Montag, 16. April 2012

Der lebendige Strom des göttlichen Bewusstseins



Das göttliche Bewusstsein ist ein lebendiger Strom, der nicht im engen Gefäss eines “Ich” gefangen werden kann, denn seine Natur ist die endlose Bewegung des Fliessens. Das gewöhnliche Bewusstsein jedoch beschränkt sich auf den engen Kreis zeitlicher Ziele und Wünsche, so dass der grosse Fluss gehemmt und abgelenkt und seine Energie vergeudet wird.

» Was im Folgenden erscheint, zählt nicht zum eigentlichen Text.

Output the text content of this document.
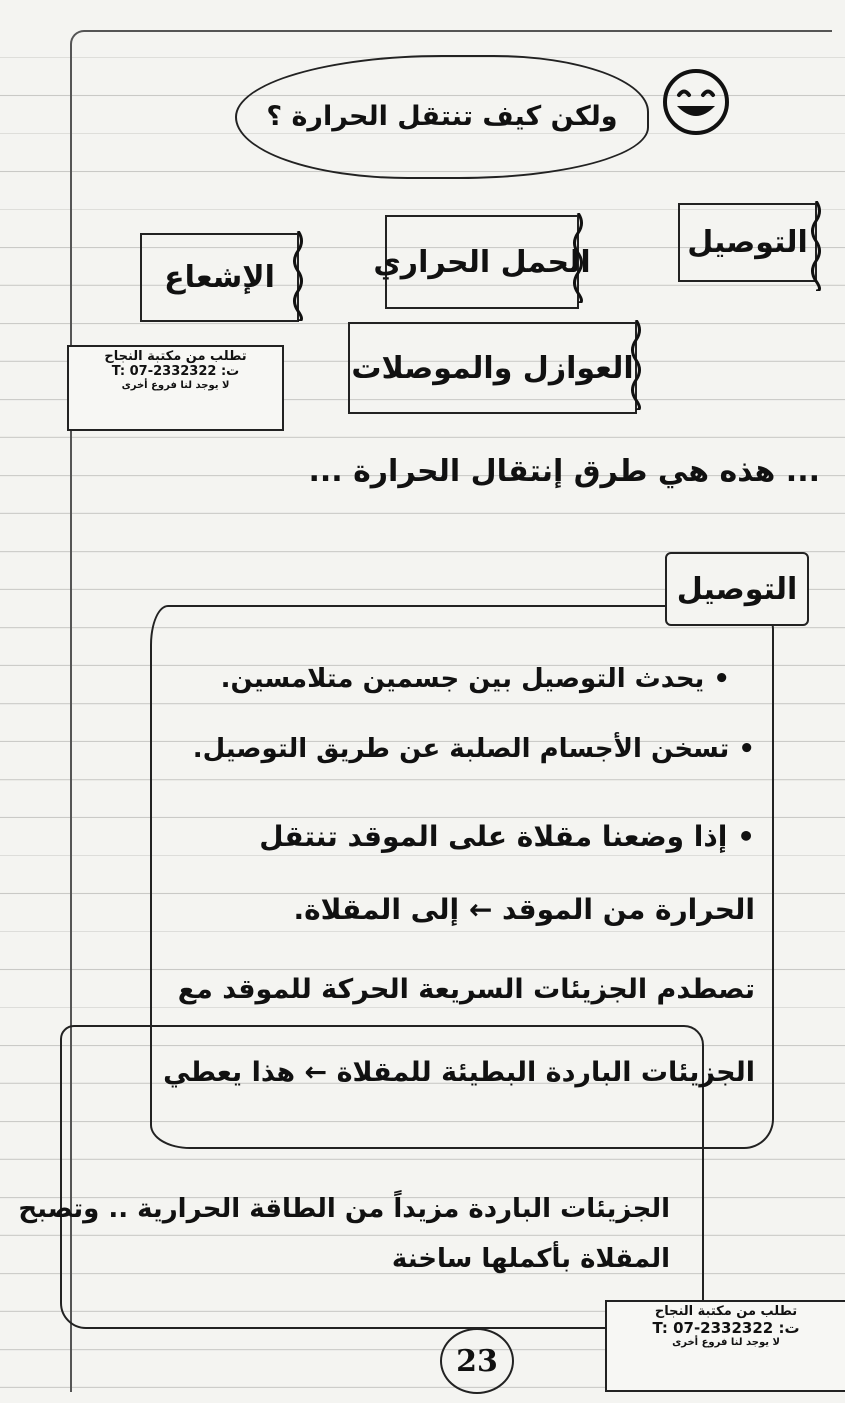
ولكن كيف تنتقل الحرارة ؟
التوصيل
الحمل الحراري
الإشعاع
العوازل والموصلات
تطلب من مكتبة النجاح
T: 07-2332322 :ت
لا يوجد لنا فروع أخرى
... هذه هي طرق إنتقال الحرارة ...
التوصيل
• يحدث التوصيل بين جسمين متلامسين.
• تسخن الأجسام الصلبة عن طريق التوصيل.
• إذا وضعنا مقلاة على الموقد تنتقل
الحرارة من الموقد ← إلى المقلاة.
تصطدم الجزيئات السريعة الحركة للموقد مع
الجزيئات الباردة البطيئة للمقلاة ← هذا يعطي
الجزيئات الباردة مزيداً من الطاقة الحرارية .. وتصبح
المقلاة بأكملها ساخنة
23
تطلب من مكتبة النجاح
T: 07-2332322 :ت
لا يوجد لنا فروع أخرى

Wenn das Individuum  auf diese Weise seine Beziehung zum universellen Zentrum verliert und versucht, seine beschränkte Persönlichkeit zum Mittelpunkt zu machen, indem es sich an seine augenblickliche Daseinsform klammert, wird die Illusion einer unwandelbaren, separaten “Ichheit” geschaffen, die sich dem Fluss des Lebens entgegenstemmt. Das Heilmittel hierfür ist nicht die Unterdrückung der Individualität (was nur das entgegengesetzte Extrem wäre), sondern die Erkenntnis, dass Individualität nicht dasselbe ist wie “Ichheit” und dass Wechsel als eine natürliche und notwendige Bedingung allen Lebens, weder willkürlich noch sinnlos ist, sondern auf Grund einer innewohnenden und universellen Gesetzmässigkeit vor sich geht.


Alles was die unendliche Bewegung des Geistes zu hindern, aufzuhalten oder einzuschränken versucht, ist Unwissenheit – gleichgültig, ob sie durch begriffliches Denken, Begierden oder Verhaftungen verursacht wird. Ruhe aber bedeutet nicht Stillstand, sie bedeutet nicht das Anhalten des Denkens, sondern besteht in der Nicht-Behinderung des Bewusstseinsstroms durch künstliche Begriffe und selbstisches Wollen oder durch Unterbrechung des natürlichen Flusses durch Sezierung seiner Bewegungen in isolierte Phasen, in dem zwecklosen Versuch, seine Natur zu analysieren. Dies soll nicht bedeuten, dass wir alles begriffliche Denken aufgeben sollen – was eine Unmöglichkeit ist – sondern nur dass wir uns nicht in ihm verstricken, nicht zu seinem Sklaven werden sollen.